Les viticulteurs ont tout intérêt à vite rentrer de vacances pour préparer leur chai », prévient Pierre Forgeron, conseiller viticole indépendant sur l’appellation Grande Champagne. Cette semaine, un de ses clients vendange 3,5 hectares de folle blanche. « Ses raisins étaient déjà archi mûrs au dernier contrôle le 23 août avec des titres alcoométriques volumiques potentiels (TAVP) compris entre 8,3 et 8,8% et une acidité à 7,5 g/L H2SO4 , rapporte-t-il. La canicule a empêché les baies de grossir mais n’a pas freiné leur évolution, c’est piégeux, certaines sont toutes petites et finalement sucrées. »
Au 18 août, les prélèvements d’ugni blanc réalisés par les équipes de la Station viticole du Bureau national interprofessionnel du Cognac (BNIC) sur 59 parcelles d’ugni blanc représentatives de l’ensemble du vignoble donnaient un TAVP moyen de 7,4% vol, en augmentation d’1,3 point par rapport à la semaine précédente, et une acidité de 8,2 g/L H2S O4, en baisse de 4,8 points. « Sachant que l’ugni blanc arrive à maturité deux semaines après la folle blanche, il est peu probable que les vendanges ne démarrent qu’autour du 15 septembre comme je l’ai entendu, d’autant que les parcelles les plus avancées atteignent déjà les 10% vol. [le 25 août, NDLR] », reprend Pierre Forgeron, voyant ce millésime précoce comme un mélange entre 2011, 2003, et 2022. A la Chambre d’agriculture de Charente-Maritime, Laetitia Caillaud mise sur un démarrage le 8 septembre, « comme c’est un lundi », mais espère que la plupart des viticulteurs patienteront jusqu’au 10 voire au 11, « le temps pour les raisins de profiter des pluies annoncées cette fin de semaine. »

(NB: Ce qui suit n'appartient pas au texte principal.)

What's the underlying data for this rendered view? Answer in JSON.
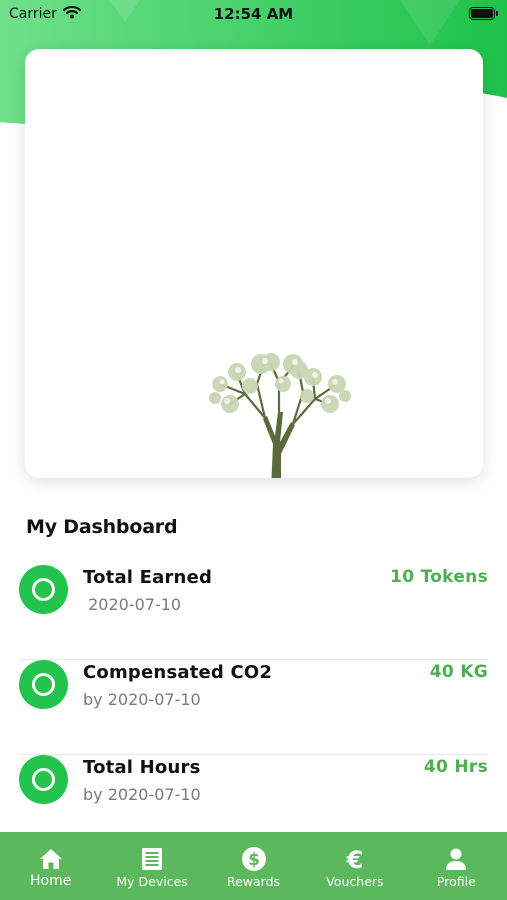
{
  "status_bar": {
    "carrier": "Carrier",
    "time": "12:54 AM"
  },
  "colors": {
    "accent_green": "#22c44d",
    "value_green": "#4caf50",
    "tab_bar_green": "#5cb85c",
    "header_gradient": [
      "#6fe08a",
      "#1ec24a"
    ]
  },
  "dashboard": {
    "title": "My Dashboard",
    "stats": [
      {
        "icon": "ring-icon",
        "label": "Total Earned",
        "sub": " 2020-07-10",
        "value": "10 Tokens"
      },
      {
        "icon": "ring-icon",
        "label": "Compensated CO2",
        "sub": "by 2020-07-10",
        "value": "40 KG"
      },
      {
        "icon": "ring-icon",
        "label": "Total Hours",
        "sub": "by 2020-07-10",
        "value": "40 Hrs"
      }
    ]
  },
  "tab_bar": {
    "tabs": [
      {
        "label": "Home",
        "icon": "home-icon",
        "active": true
      },
      {
        "label": "My Devices",
        "icon": "devices-icon",
        "active": false
      },
      {
        "label": "Rewards",
        "icon": "dollar-icon",
        "active": false
      },
      {
        "label": "Vouchers",
        "icon": "euro-icon",
        "active": false
      },
      {
        "label": "Profile",
        "icon": "person-icon",
        "active": false
      }
    ]
  }
}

A l’exception de quelques secteurs comme Chenac-Saint-Seurin-d'Uzet ou Rouillac, le vignoble est sans eau depuis le 23 juillet. « Des parcelles commencent à souffrir », regrette la conseillère, « surtout celles qui n’ont pas été cultivées et les jeunes plantations », complète Pierre Forgeron, qui n’avait pas vu de colombard dépérir de sécheresse depuis longtemps. Selon Laetitia Caillaud, il faudrait au moins 30 mm pour redresser les rendements actuellement estimés à 92 hl/ha sur le réseau de la Chambre et entre 70 et 90 hl/ha par le BNIC qui a abaissé cette année le rendement annuel à 7,65 hectolitres d’alcool pur par hectare.
« Même s’ils arrivent un peu tard et que les viticulteurs ne s'attendent pas regagner plus de 5 à 6 hl/ha » Pierre Forgeron pense aussi que « 30 ou 40 mm peuvent changer la physionomie du millésime. » En pas qu'en bien. Il redoute ainsi que les pluies annoncées pour durer plusieurs jours ne fasse éclater les baies fragilisées par l’échaudage et pourrir une partie de la vendange jusqu’ici épargnée par le mildiou et peu impactée par l’oïdium. « J’ai déjà vu un peu de botrytis sur folle blanche la semaine dernière, cela donne une idée du niveau de risque. » Laetitia Caillaud en a vu aussi sur une parcelle mais s’inquiète moins. « La folle blanche est un cépage très pourrissant, et même si des baies éclatent, le vignoble est trop sain pour que cela ne devienne vraiment dérangeant, d’autant que les populations de tordeuses sont faibles », temporise-t-elle.